YCR097W-A Antibody (Product Code: CSB-PA857038XA01SVG) is a monoclonal antibody developed to target the YCR097W-A protein in Saccharomyces cerevisiae (Baker’s yeast). This antibody is widely used in chromatin biology studies, particularly for investigating silent chromatin assembly and Sir protein-nucleosome interactions . The UniProt ID for the target antigen is Q96VG6, and the antibody is available in 2 ml or 0.1 ml volumes .

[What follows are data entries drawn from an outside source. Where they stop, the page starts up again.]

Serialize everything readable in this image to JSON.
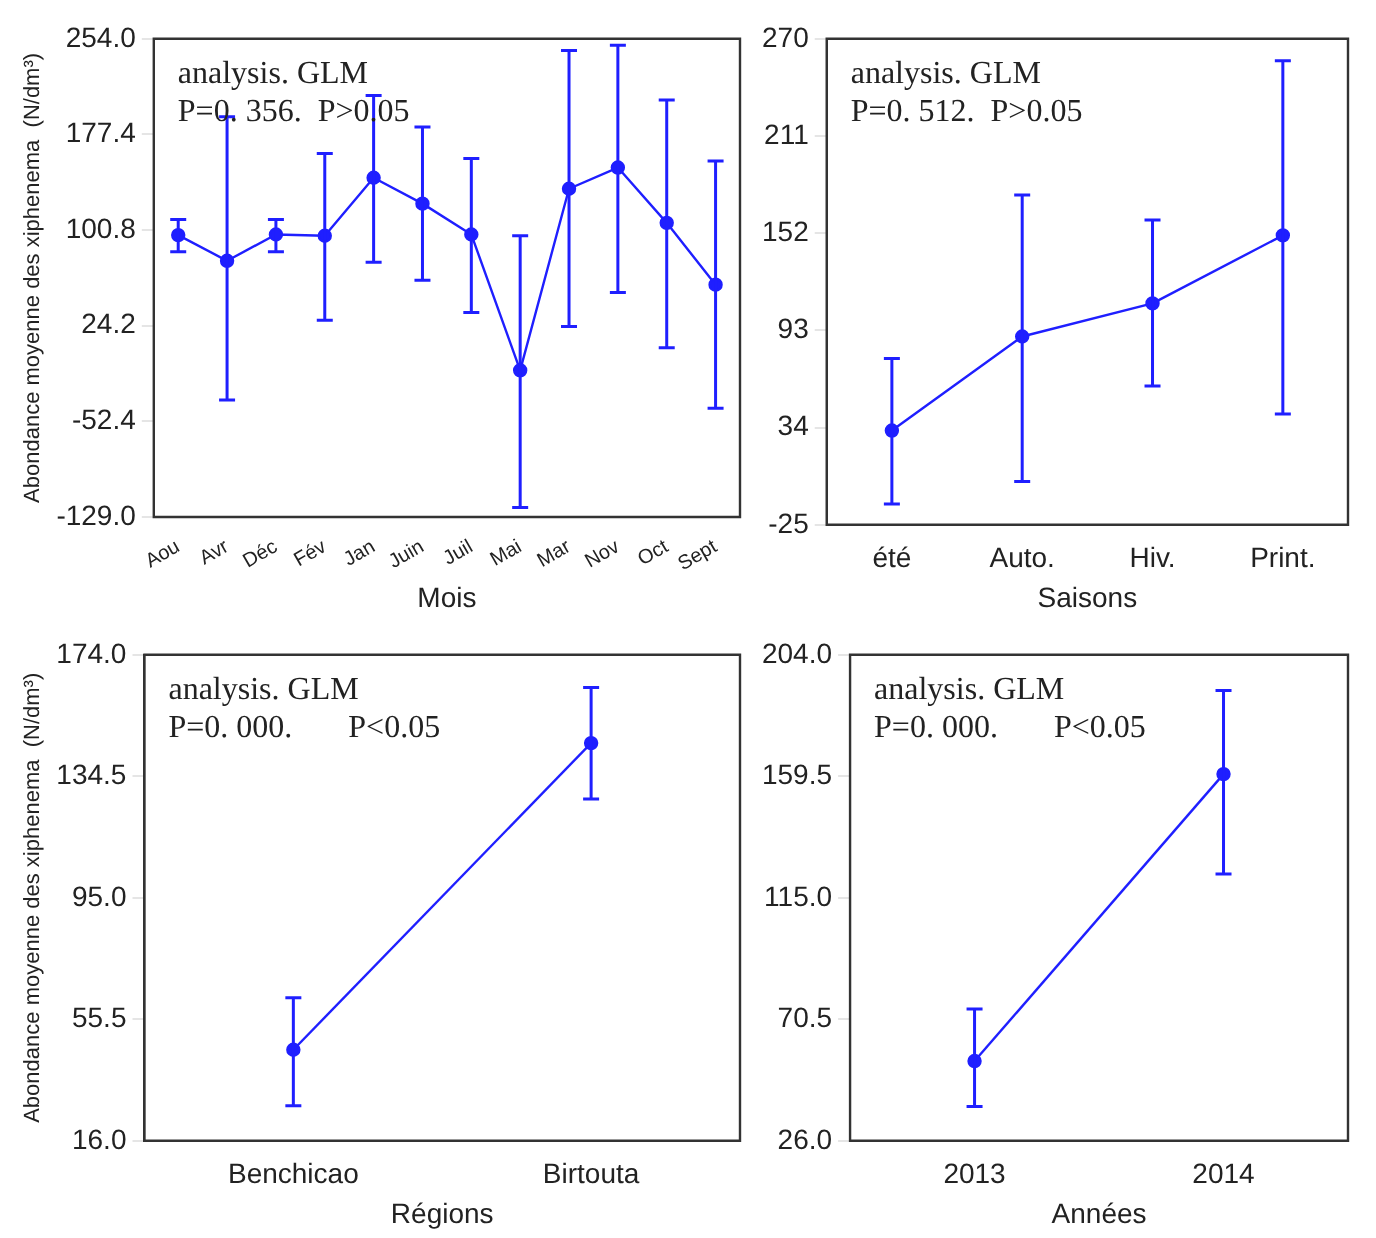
{
  "chart_data": [
    {
      "type": "line",
      "xlabel": "Mois",
      "ylabel": "Abondance moyenne des xiphenema  (N/dm³)",
      "categories": [
        "Aou",
        "Avr",
        "Déc",
        "Fév",
        "Jan",
        "Juin",
        "Juil",
        "Mai",
        "Mar",
        "Nov",
        "Oct",
        "Sept"
      ],
      "series": [
        {
          "color": "#1f1fff",
          "values": [
            96.8,
            76.2,
            97.3,
            96.3,
            142.7,
            122.0,
            97.3,
            -11.5,
            133.9,
            150.9,
            106.6,
            57.1
          ],
          "errors": [
            [
              83.4,
              109.2
            ],
            [
              -35.2,
              191.6
            ],
            [
              83.4,
              109.2
            ],
            [
              28.7,
              162.2
            ],
            [
              75.1,
              208.6
            ],
            [
              60.7,
              183.4
            ],
            [
              34.9,
              158.1
            ],
            [
              -121.3,
              96.3
            ],
            [
              23.6,
              244.7
            ],
            [
              50.9,
              248.8
            ],
            [
              6.6,
              205.0
            ],
            [
              -41.9,
              156.1
            ]
          ]
        }
      ],
      "ylim": [
        -129,
        254
      ],
      "yticks": [
        {
          "value": -129,
          "label": "-129.0"
        },
        -52.4,
        24.2,
        100.8,
        177.4,
        {
          "value": 254,
          "label": "254.0"
        }
      ],
      "marker": "circle",
      "line_style": "solid",
      "annotations": [
        "analysis. GLM",
        "P=0. 356.  P>0.05"
      ]
    },
    {
      "type": "line",
      "xlabel": "Saisons",
      "categories": [
        "été",
        "Auto.",
        "Hiv.",
        "Print."
      ],
      "series": [
        {
          "color": "#1f1fff",
          "values": [
            32.2,
            89.3,
            109.4,
            150.7
          ],
          "errors": [
            [
              -12.3,
              76.0
            ],
            [
              1.3,
              175.2
            ],
            [
              59.2,
              160.0
            ],
            [
              42.3,
              256.7
            ]
          ]
        }
      ],
      "ylim": [
        -25,
        270
      ],
      "yticks": [
        -25,
        34,
        93,
        152,
        211,
        270
      ],
      "marker": "circle",
      "line_style": "solid",
      "annotations": [
        "analysis. GLM",
        "P=0. 512.  P>0.05"
      ]
    },
    {
      "type": "line",
      "xlabel": "Régions",
      "ylabel": "Abondance moyenne des xiphenema  (N/dm³)",
      "categories": [
        "Benchicao",
        "Birtouta"
      ],
      "series": [
        {
          "color": "#1f1fff",
          "values": [
            45.6,
            145.3
          ],
          "errors": [
            [
              27.4,
              62.5
            ],
            [
              127.1,
              163.4
            ]
          ]
        }
      ],
      "ylim": [
        16,
        174
      ],
      "yticks": [
        {
          "value": 16,
          "label": "16.0"
        },
        55.5,
        {
          "value": 95,
          "label": "95.0"
        },
        134.5,
        {
          "value": 174,
          "label": "174.0"
        }
      ],
      "marker": "circle",
      "line_style": "solid",
      "annotations": [
        "analysis. GLM",
        "P=0. 000.       P<0.05"
      ]
    },
    {
      "type": "line",
      "xlabel": "Années",
      "categories": [
        "2013",
        "2014"
      ],
      "series": [
        {
          "color": "#1f1fff",
          "values": [
            55.2,
            160.3
          ],
          "errors": [
            [
              38.6,
              74.3
            ],
            [
              123.7,
              190.9
            ]
          ]
        }
      ],
      "ylim": [
        26,
        204
      ],
      "yticks": [
        {
          "value": 26,
          "label": "26.0"
        },
        70.5,
        {
          "value": 115,
          "label": "115.0"
        },
        159.5,
        {
          "value": 204,
          "label": "204.0"
        }
      ],
      "marker": "circle",
      "line_style": "solid",
      "annotations": [
        "analysis. GLM",
        "P=0. 000.       P<0.05"
      ]
    }
  ]
}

YCR097W-A Antibody has been instrumental in studying Sir3 and Sir4 protein interactions with nucleosomes. Key findings include:
Cooperative Binding Mechanism: Sir3 binds nucleosomes through its bromo-adjacent homology (BAH) domain, while dimerization of its C-terminal winged helix (wH) domain enables inter-nucleosomal cooperativity .
Impact of Post-Translational Modifications:
YCR097W-A Antibody enables precise tracking of Sir3 dynamics:
Nucleosome Recognition: Sir3 binds unmodified nucleosomes via BAH and AAA+ ATPase domains .

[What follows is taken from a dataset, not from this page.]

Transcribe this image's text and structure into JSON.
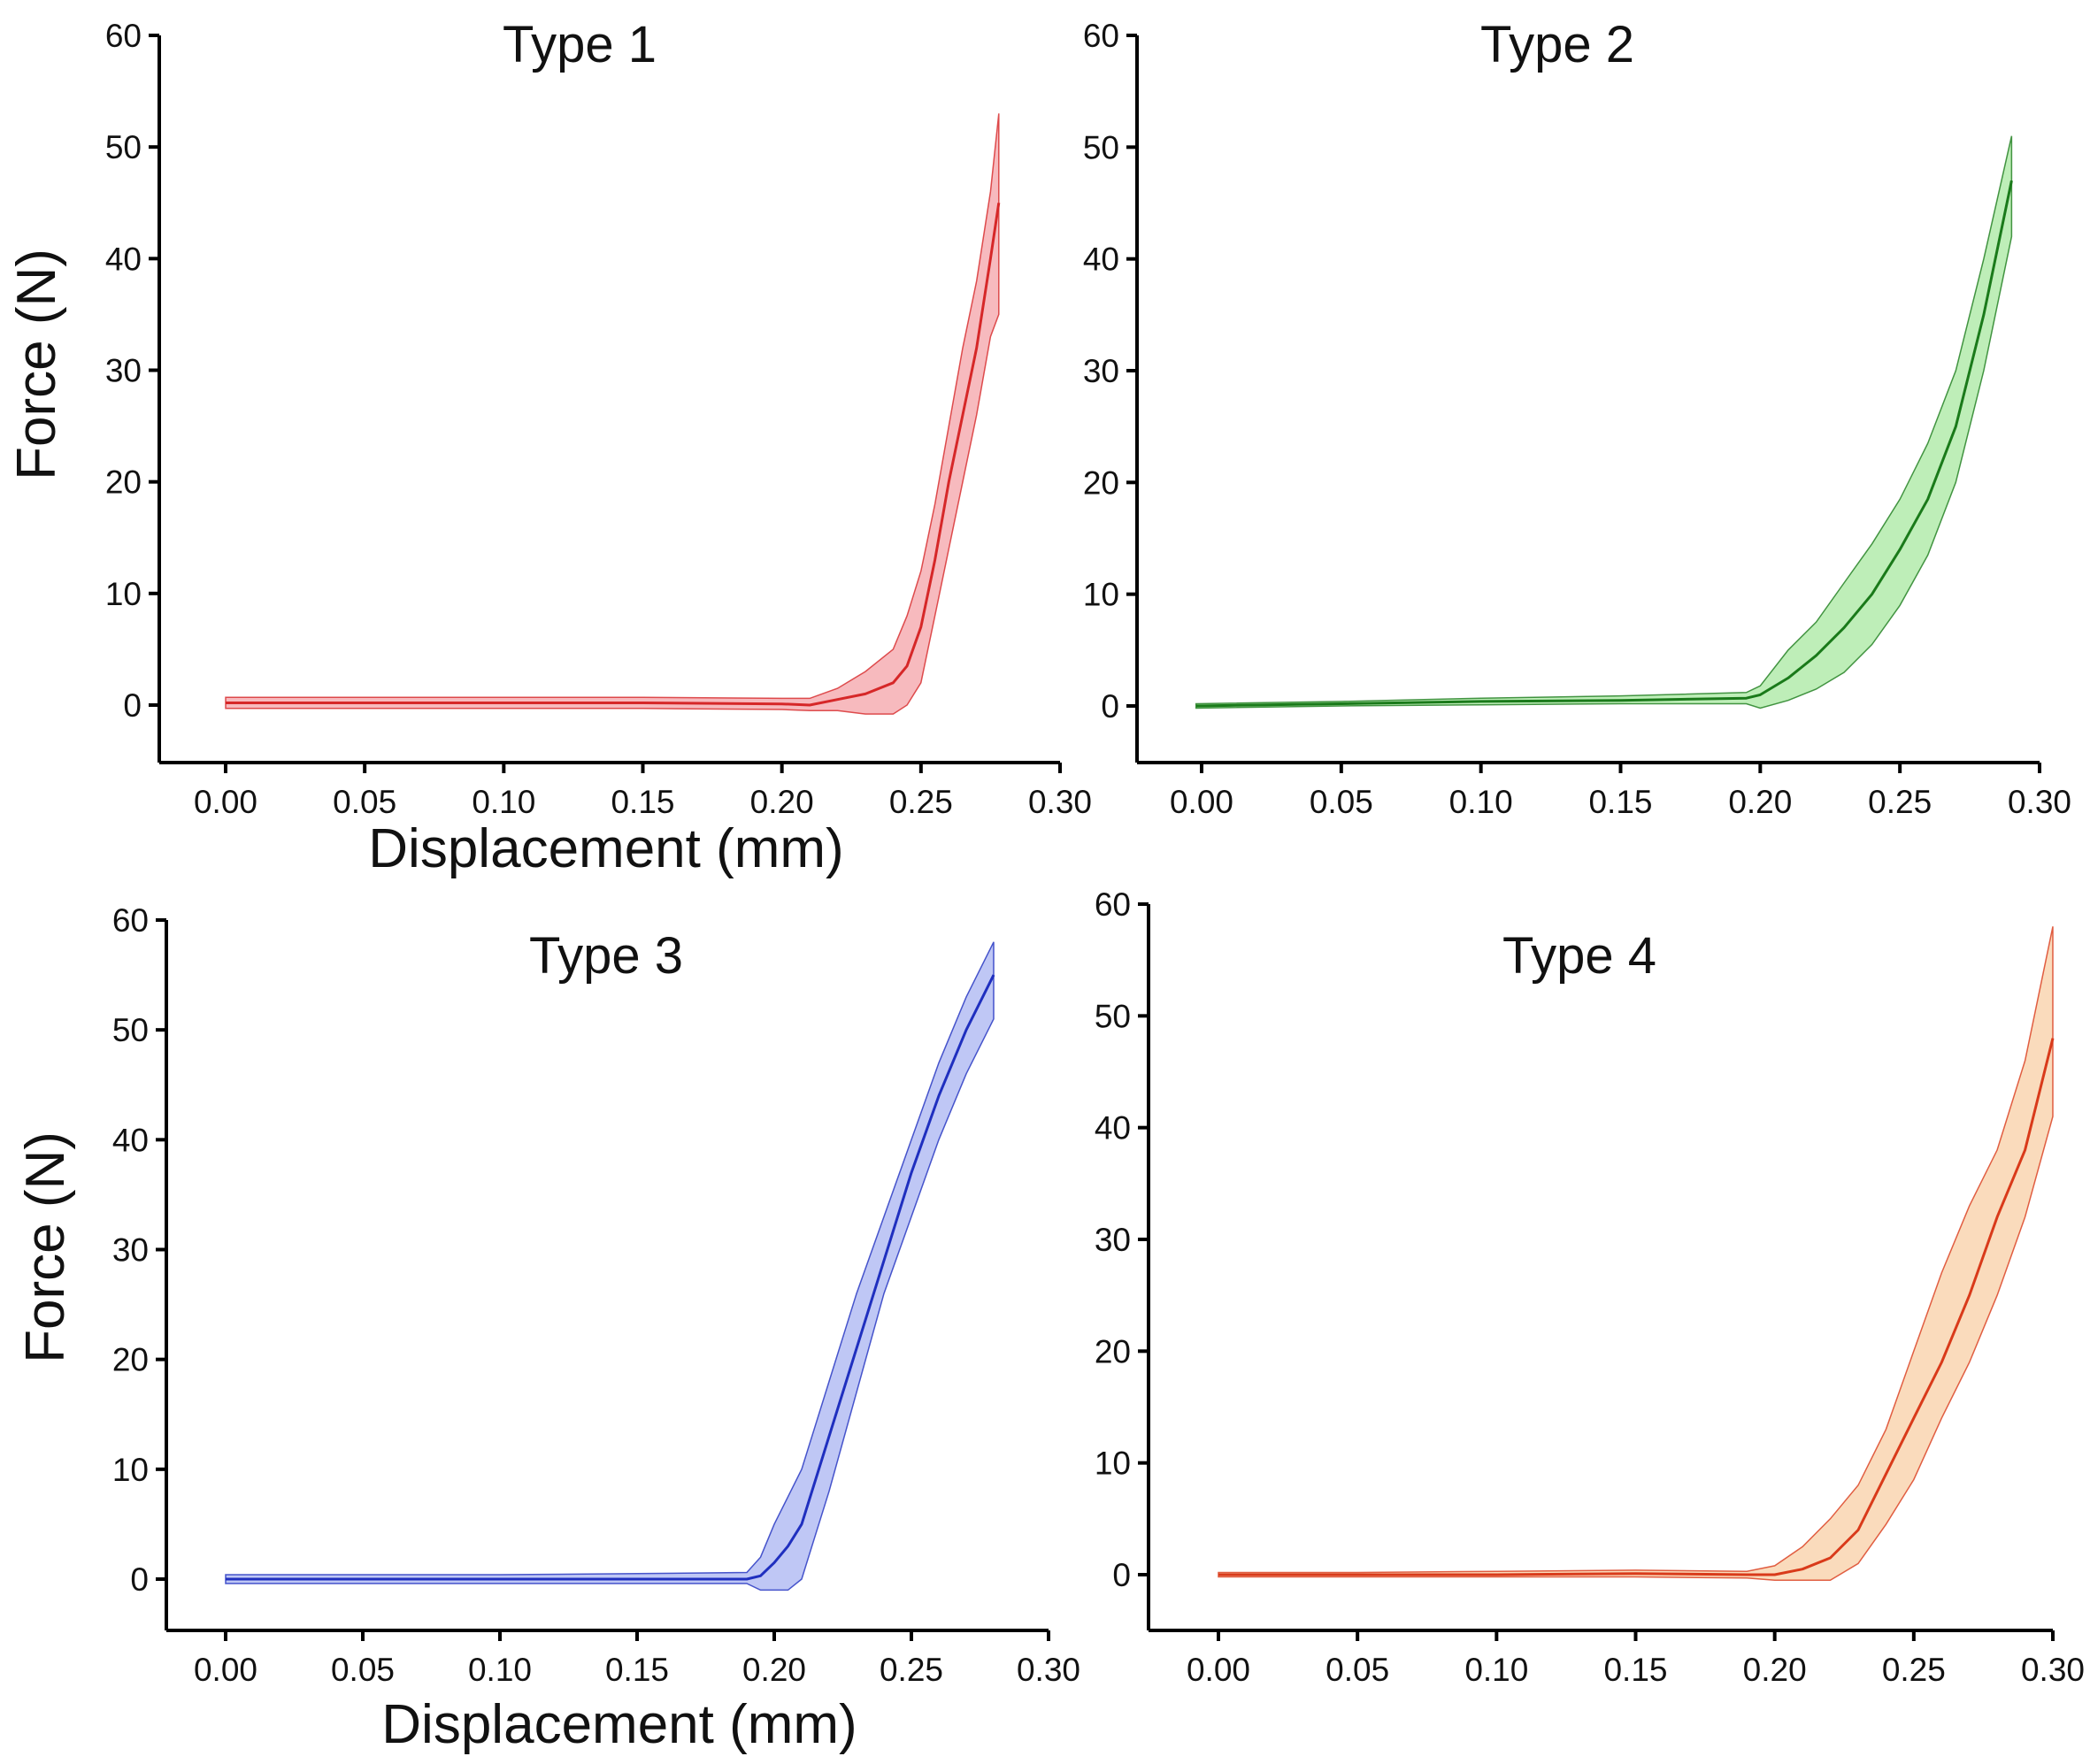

Spreading Mechanism: Cooperative interactions between Sir3 dimers drive sequential chromatin silencing, validated through in vivo telomeric silencing assays .
Modification Sensitivity:
Therapeutic Potential: Bispecific antibody engineering (e.g., combining Sir3-targeting arms with host-cell-binding domains) could enhance chromatin-modulating therapies .
High-Resolution Mapping: Integration with cryo-EM (3.6 Å resolution achieved in Ubc4 complex studies) may elucidate Sir3 conformational changes .
STRING: 4932.YCR097W-A
YCR097W-A refers to a putative uncharacterized protein found in Saccharomyces cerevisiae (strain 204508/S288c), commonly known as baker's yeast . This protein is of interest to researchers studying yeast genetics, protein function annotation, and comparative genomics. As a putative uncharacterized protein, YCR097W-A represents one of many yeast proteins whose functions remain to be fully elucidated, making it valuable for expanding our understanding of the yeast proteome. The systematic naming convention (YCR097W-A) indicates its genomic location, with 'Y' denoting yeast, 'C' representing chromosome III, 'R' indicating the right arm of the chromosome, and '097W' specifying its ordered position on that chromosome arm, with 'W' indicating transcription in the Watson strand direction.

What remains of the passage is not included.